Aberacadabera schrieb:Ich denke halt, dass dieses spezielle sezieren im schlecht beleuchteten Tunnel, unter Zeitdruck, mit der Angst vor Entdeckung irgendeinen speziellen Grund gehabt haben muss. Wäre es nur ums sexuelle gegangen, hätte ein schnelles entfernen der Geschlechtsorgane erstmal gereicht, wäre es nur ums kanibalische gegangen, hätte auch ein schnelles entfernen irgendeines größeren Fleischstückes fürs erste gereicht. Nachbearbeitung hätte man auch woanders in Ruhe erledigen können. Aber nein, der Täter nimmt dieses große Risiko vor Entdeckung, Zeitdruck und schlechte Lichtverhältnisse in Kauf um medizinisch professionell Hoden zu extrahieren und einen kompletten Muskel zu entfernen. Warum?

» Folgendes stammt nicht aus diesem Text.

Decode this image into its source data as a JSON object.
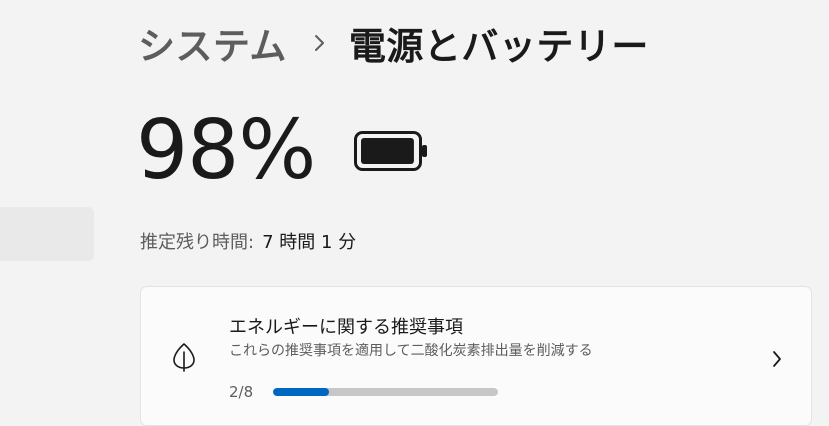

Bzgl. der wahren Hintergründe können wir natürlich leider nur spekulieren. An deinem Ansatz finde ich es jedoch bemerkenswert, dass du ebenfalls die Tierversuchsanstalt berücksichtigst und z.B. an einen Täter denkst, der in diesem Umfeld ggf. gewisse Erfahrungen gesammelt hatte und hier dann seine Fantasien entwickelt haben könnte. Erfolgreiche oder gescheiterte Projekte hin oder her. Studenten, Auszubildende, Angestellte oder Arbeitslose hin oder her. Deinen Ansatz bzgl. des eigentlich Zieles finde ich dennoch keinesfalls schlecht. Im Gegenteil, denn dazu hattest du ja auch betont, dass wir zunächst kannibalistische bzw. sexuelle Aspekte für die Betrachtung dieses Ansatzes außen vor lassen sollten.
de-Ox schrieb:Die Tierversuchslabore befanden sich im Hattersheimer Kastengrund, dort wurden Tierversuche im frühen Entwicklungsstadium von Medikamenten durchgeführt.
Der Kastengrund ist somit eine Örtlichkeit in der Nähe des Tatorts, an dem nachweislich Menschen angestellt waren, die mit Tierversuchen zu tun hatten. Menschen, die sich mindestens mit der Anatomie von Tieren auskannten und ggf. auch mit der Anatomie von Menschen. Ich finde die örtliche Nähe enorm bemerkenswert.
Mich würde im Zuge dessen brennend interessieren, ob die Kripo im Rahmen der Ermittlungen ebenfalls den Kastengrund zu Zeiten unter die Lupe genommen hat. Abgesehen von Ärzten, Chirurgen, Metzgern, Kriegsveteranen oder einem Auftragsmörder, wäre das aus meiner Sicht schon die nächste (unbedingt zu überprüfende) Instanz.